Nasturtium - Vanilla Berry - Tropacolum majus
Annual - These lovely new nasturtiums have custard-colored blossoms, each marked at the throat with a delicate foxpaw etching of deep strawberry. The top-setting, spurred flowers shine above blue-green lily pad-shaped leaves, and the mounding plants drape softly to cover empty garden spaces or gracefully fill in window-boxes and patio planters. Carefree Vanilla Berry's leaves and blossoms are edible with a watercress-like flavor, perfect as a spicy garnish to top salads or fancy open-faced sandwiches.
Soil Temperature: above 50°F
Planting Depth: 1"
Germination: 19-12 Days
Height At Maturity: 10-12"
Sun/Shade: Full to Partial Sun
Spacing After Thinning: 10-12"
Approx Seeds per Pack: 35-40 Seeds
While Renee's Garden seeds are not all certified organic, they do not sell treated or GMO seeds and have signed the "Safe Seed Pledge.”
Planting & Care
Soil & Water:Grow in any well-drained garden soil. No fertilizer is usually needed and too much nitrogen will create abundant foliage without substantial bloom. Do not allow plants to dry out during germination or bloom season.
Planting & Growing:To Start Outdoors: Sow seeds in spring, once the danger of frost has passed, in full sun (or partial shade in hot climates). Poke seeds into well-worked soil about 1" deep and 3 - 4" apart. Press soil firmly over the seeds and keep moist. When seedlings are large enough to handle, thin to 10" apart as mounding plants need ample room to grow. To Start Early Indoors: Sow 2 seeds in individual 4" pots of well-drained seed starting mix 3 weeks before last expected frost date. Cover 1" deep. Provide a strong light source. When seedlings have several sets of leaves pinch out the weaker seedling, leaving 1 per pot. When weather is evenly in the 50's, gradually acclimate to outdoor conditions. Transplant seedlings into the garden 10" apart in full sun.
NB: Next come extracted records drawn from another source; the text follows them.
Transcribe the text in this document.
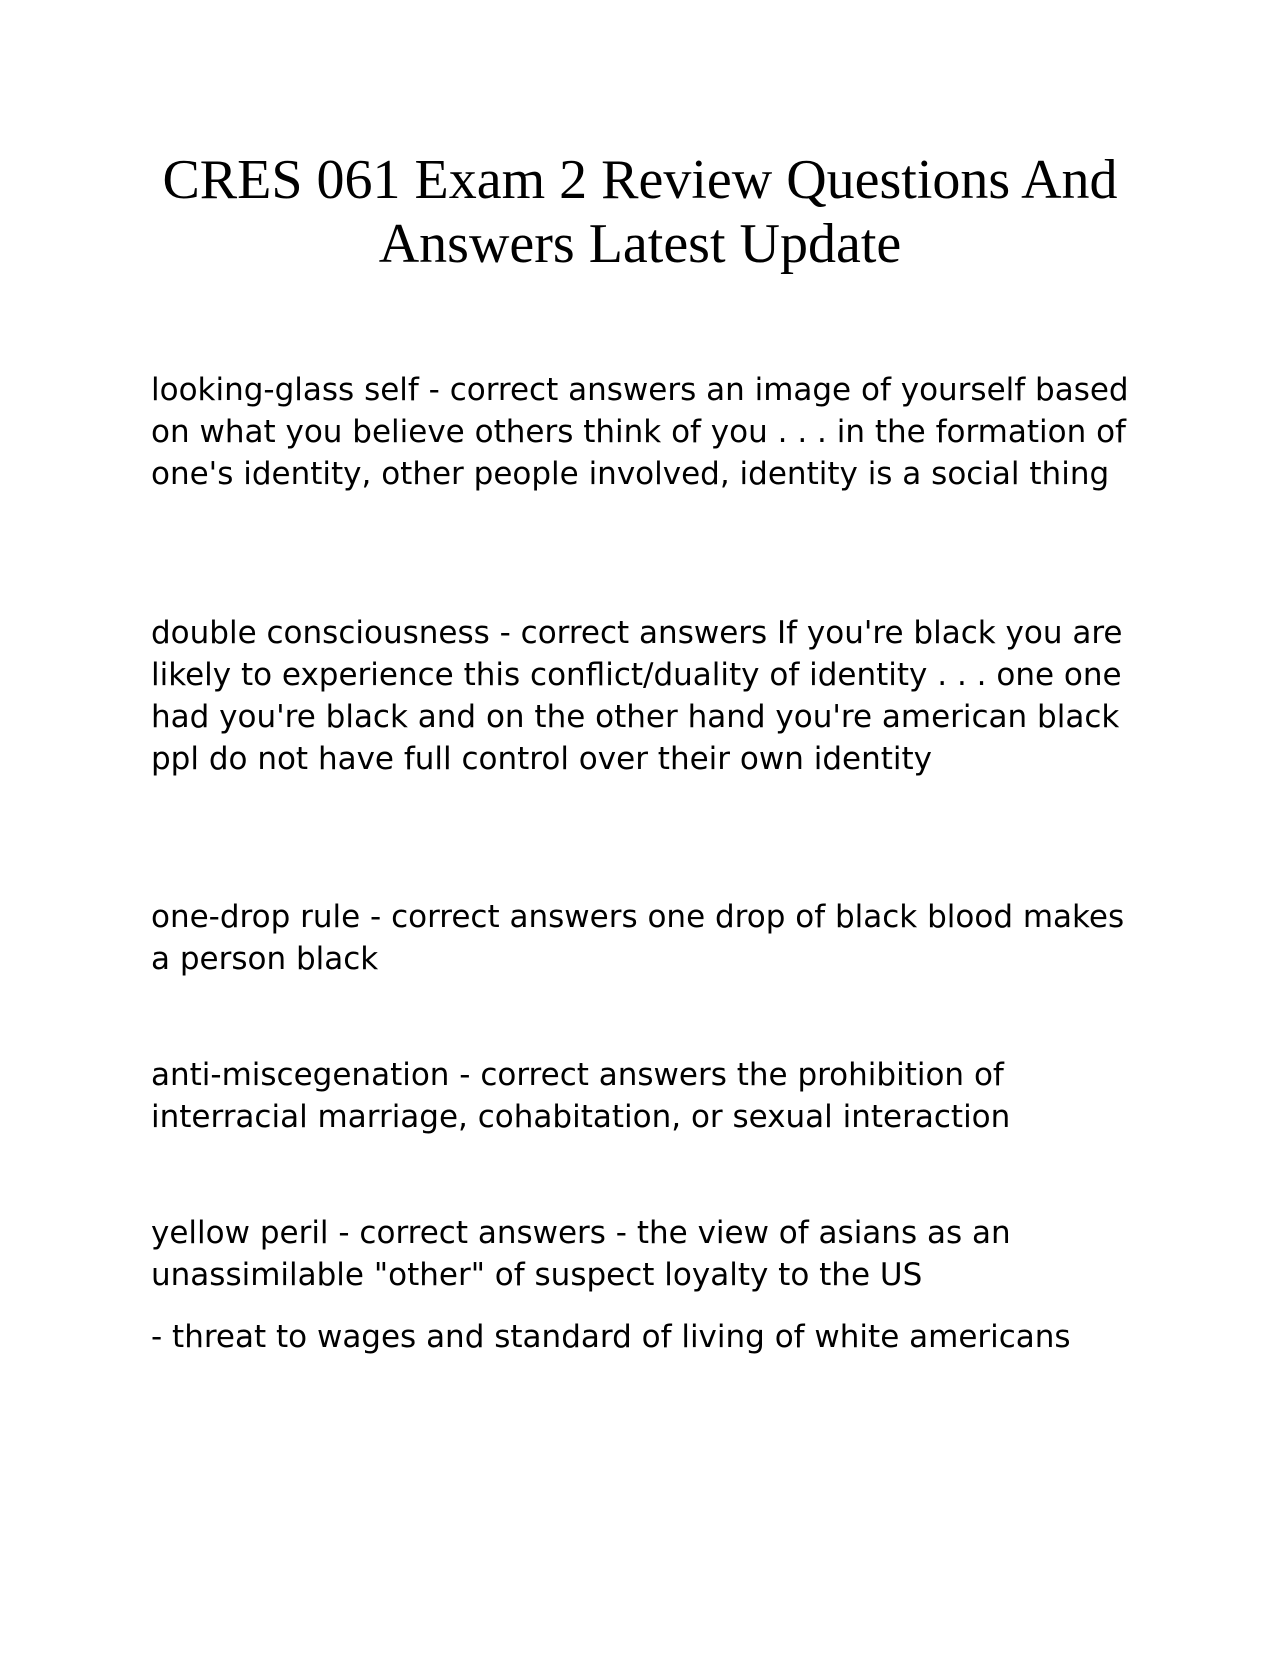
CRES 061 Exam 2 Review Questions And Answers Latest Update

looking-glass self - correct answers an image of yourself based on what you believe others think of you . . . in the formation of one's identity, other people involved, identity is a social thing

double consciousness - correct answers If you're black you are likely to experience this conflict/duality of identity . . . one one had you're black and on the other hand you're american black ppl do not have full control over their own identity

one-drop rule - correct answers one drop of black blood makes a person black

anti-miscegenation - correct answers the prohibition of interracial marriage, cohabitation, or sexual interaction

yellow peril - correct answers - the view of asians as an unassimilable "other" of suspect loyalty to the US

- threat to wages and standard of living of white americans
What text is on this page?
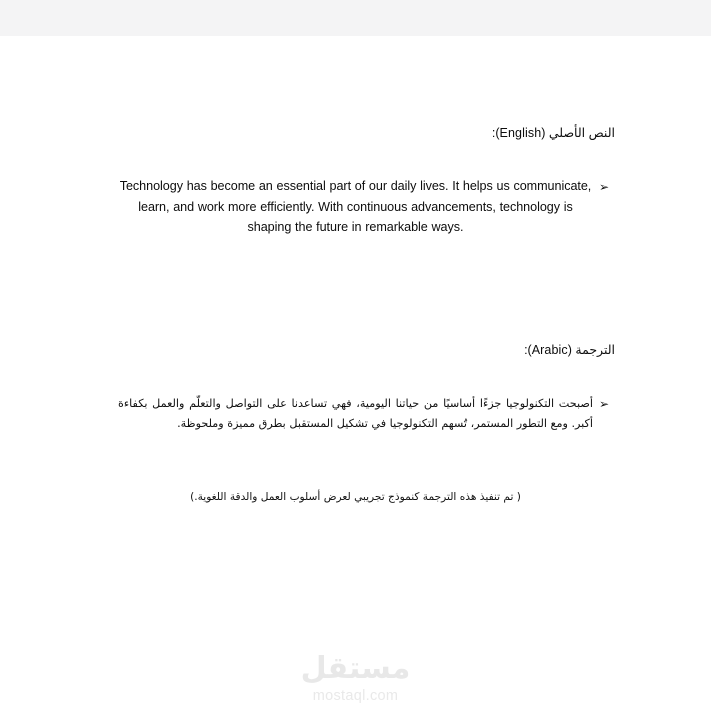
النص الأصلي (English):
➢
Technology has become an essential part of our daily lives. It helps us communicate, learn, and work more efficiently. With continuous advancements, technology is shaping the future in remarkable ways.
الترجمة (Arabic):
➢
أصبحت التكنولوجيا جزءًا أساسيًا من حياتنا اليومية، فهي تساعدنا على التواصل والتعلّم والعمل بكفاءة أكبر. ومع التطور المستمر، تُسهم التكنولوجيا في تشكيل المستقبل بطرق مميزة وملحوظة.
( تم تنفيذ هذه الترجمة كنموذج تجريبي لعرض أسلوب العمل والدقة اللغوية.)
مستقل
mostaql.com
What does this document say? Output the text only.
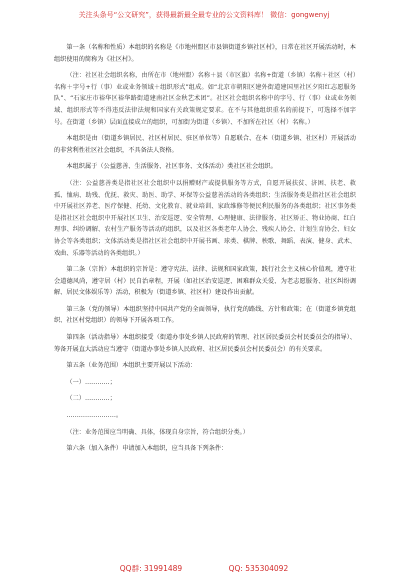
关注头条号“公文研究”，获得最新最全最专业的公文资料库！ 微信：gongwenyj

第一条（名称和性质）本组织的名称是《市地州盟区市县镇街道乡镇社区村》，日常在社区开展活动时，本组织使用的简称为《社区村》。

（注：社区社会组织名称，由所在市（地州盟）名称＋县（市区旗）名称+街道（乡镇）名称＋社区（村）名称＋字号+行（事）业或业务领域＋组织形式”组成。如“北京市朝阳区建外街道建国里社区夕阳红志愿服务队”、“石家庄市裕华区裕华路街道建南社区金秋艺术团”。社区社会组织名称中的字号、行（事）业或业务领域、组织形式等不得违反法律法规和国家有关政策规定要求。在不与其他组织重名的前提下，可选择不加字号。在街道（乡镇）层面直接成立的组织，可加街为街道（乡镇）、不加所在社区（村）名称。）

本组织是由（街道乡镇居民、社区村居民、驻区单位等）自愿联合、在本（街道乡镇、社区村）开展活动的非营利性社区社会组织，不具备法人资格。

本组织属于（公益慈善、生活服务、社区事务、文体活动）类社区社会组织。

（注：公益慈善类是指社区社会组织中以捐赠财产或提供服务等方式，自愿开展扶贫、济困、扶老、救孤、恤病、助残、优抚、救灾、助医、助学、环保等公益慈善活动的各类组织；生活服务类是指社区社会组织中开展社区养老、医疗保健、托幼、文化教育、就业培训、家政维修等便民利民服务的各类组织；社区事务类是指社区社会组织中开展社区卫生、治安巡逻、安全管理、心理健康、法律服务、社区矫正、物业协商、红白理事、纠纷调解、农村生产服务等活动的组织，以及社区各类老年人协会、残疾人协会、计划生育协会、妇女协会等各类组织；文体活动类是指社区社会组织中开展书画、球类、棋牌、秧歌、舞蹈、表演、健身、武术、戏曲、乐器等活动的各类组织。）

第二条（宗旨）本组织的宗旨是：遵守宪法、法律、法规和国家政策，践行社会主义核心价值观，遵守社会道德风尚，遵守居（村）民自治章程，开展（如社区治安巡逻、困难群众关爱、为老志愿服务、社区纠纷调解、居民文体娱乐等）活动，积极为（街道乡镇、社区村）建设作出贡献。

第三条（党的领导）本组织坚持中国共产党的全面领导，执行党的路线、方针和政策；在（街道乡镇党组织、社区村党组织）的领导下开展各项工作。

第四条（活动指导）本组织接受（街道办事处乡镇人民政府的管理、社区居民委员会村民委员会的指导）、筹备开展直大活动应当遵守（街道办事处乡镇人民政府、社区居民委员会村民委员会）的有关要求。

第五条（业务范围）本组织主要开展以下活动：

（一）…………；

（二）…………；

……………………。

（注：业务范围应当明确、具体，体现自身宗旨，符合组织分类。）

第六条（加入条件）申请加入本组织，应当具备下列条件：

QQ群: 31991489	QQ: 535304092
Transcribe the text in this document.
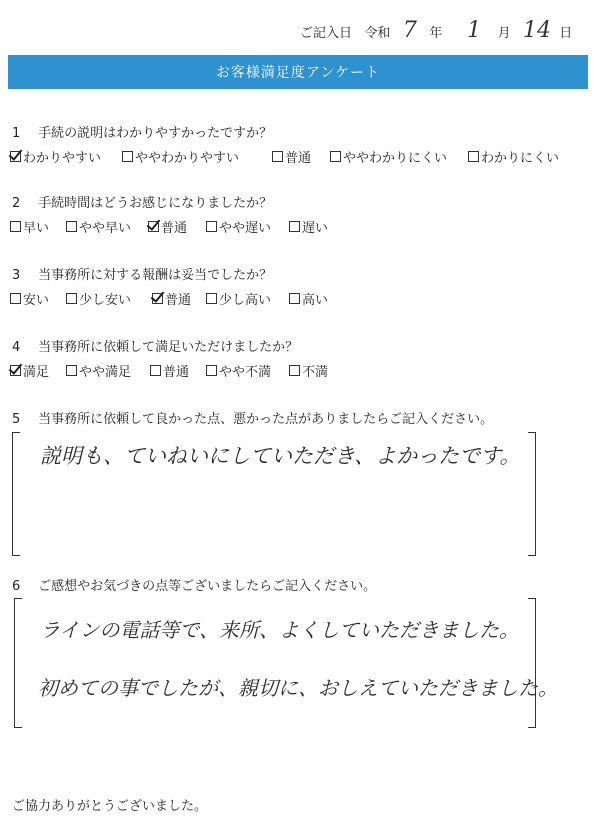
ご記入日 令和 7 年 1 月 14 日
お客様満足度アンケート
1 手続の説明はわかりやすかったですか？
わかりやすい	ややわかりやすい	普通 ややわかりにくい	わかりにくい
2 手続時間はどうお感じになりましたか？
早い やや早い 普通 やや遅い 遅い
3 当事務所に対する報酬は妥当でしたか？
安い 少し安い	普通 少し高い 高い
4 当事務所に依頼して満足いただけましたか？
満足 やや満足 普通 やや不満 不満
5 当事務所に依頼して良かった点、悪かった点がありましたらご記入ください。
説明も、ていねいにしていただき、よかったです。
6 ご感想やお気づきの点等ございましたらご記入ください。
ラインの電話等で、来所、よくしていただきました。
初めての事でしたが、親切に、おしえていただきました。
ご協力ありがとうございました。
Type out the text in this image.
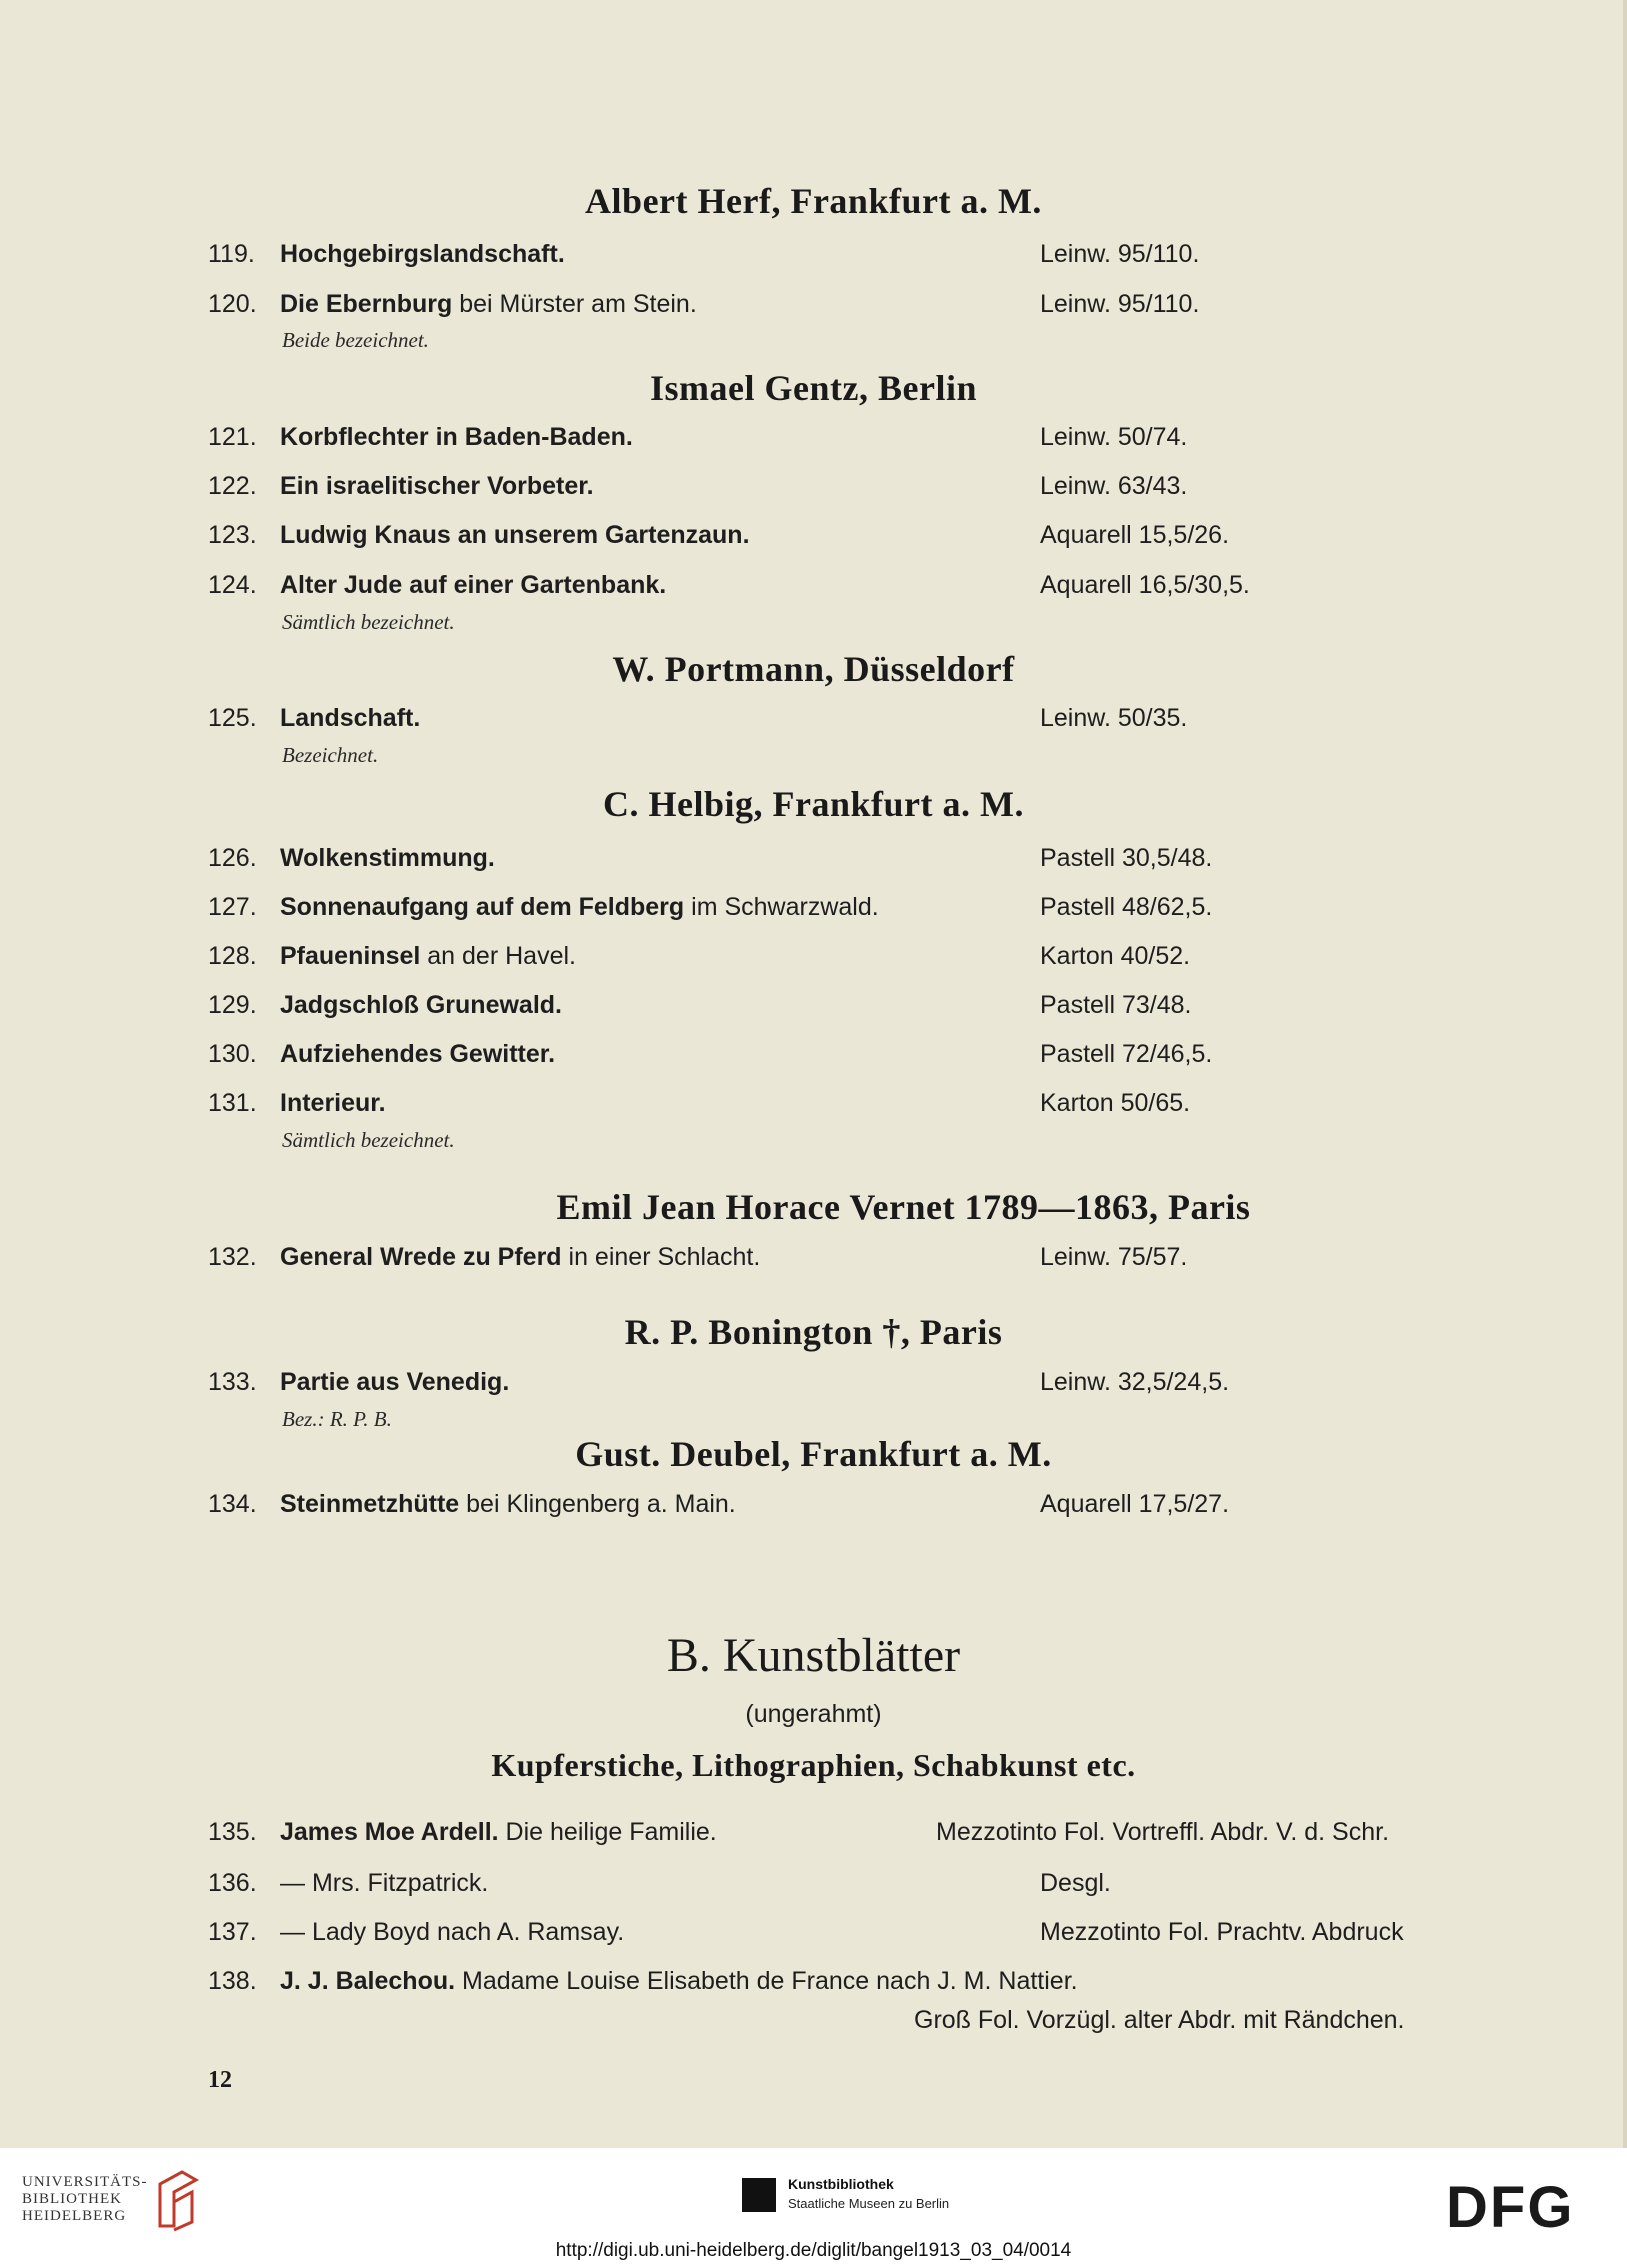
Albert Herf, Frankfurt a. M.
119. Hochgebirgslandschaft.	Leinw. 95/110.
120. Die Ebernburg bei Mürster am Stein.	Leinw. 95/110.
Beide bezeichnet.
Ismael Gentz, Berlin
121. Korbflechter in Baden-Baden.	Leinw. 50/74.
122. Ein israelitischer Vorbeter.	Leinw. 63/43.
123. Ludwig Knaus an unserem Gartenzaun.	Aquarell 15,5/26.
124. Alter Jude auf einer Gartenbank.	Aquarell 16,5/30,5.
Sämtlich bezeichnet.
W. Portmann, Düsseldorf
125. Landschaft.	Leinw. 50/35.
Bezeichnet.
C. Helbig, Frankfurt a. M.
126. Wolkenstimmung.	Pastell 30,5/48.
127. Sonnenaufgang auf dem Feldberg im Schwarzwald.	Pastell 48/62,5.
128. Pfaueninsel an der Havel.	Karton 40/52.
129. Jadgschloß Grunewald.	Pastell 73/48.
130. Aufziehendes Gewitter.	Pastell 72/46,5.
131. Interieur.	Karton 50/65.
Sämtlich bezeichnet.
Emil Jean Horace Vernet 1789—1863, Paris
132. General Wrede zu Pferd in einer Schlacht.	Leinw. 75/57.
R. P. Bonington †, Paris
133. Partie aus Venedig.	Leinw. 32,5/24,5.
Bez.: R. P. B.
Gust. Deubel, Frankfurt a. M.
134. Steinmetzhütte bei Klingenberg a. Main.	Aquarell 17,5/27.
B. Kunstblätter
(ungerahmt)
Kupferstiche, Lithographien, Schabkunst etc.
135. James Moe Ardell. Die heilige Familie.	Mezzotinto Fol. Vortreffl. Abdr. V. d. Schr.
136. — Mrs. Fitzpatrick.	Desgl.
137. — Lady Boyd nach A. Ramsay.	Mezzotinto Fol. Prachtv. Abdruck
138. J. J. Balechou. Madame Louise Elisabeth de France nach J. M. Nattier.
Groß Fol. Vorzügl. alter Abdr. mit Rändchen.
12
UNIVERSITÄTS-
BIBLIOTHEK
HEIDELBERG
Kunstbibliothek
Staatliche Museen zu Berlin	DFG
http://digi.ub.uni-heidelberg.de/diglit/bangel1913_03_04/0014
These mounding nasturtiums are reliable and easy to tuck into any well-drained spot. They are a perfect disguise to cover fading bulb foliage in late spring. Their softly draping leaves and sunny flowers will quickly fill garden beds or containers. In mild winter climates, sow seeds again by mid-June for late summer blooms. Leaves and flowers are tasty additions to salads and sandwiches.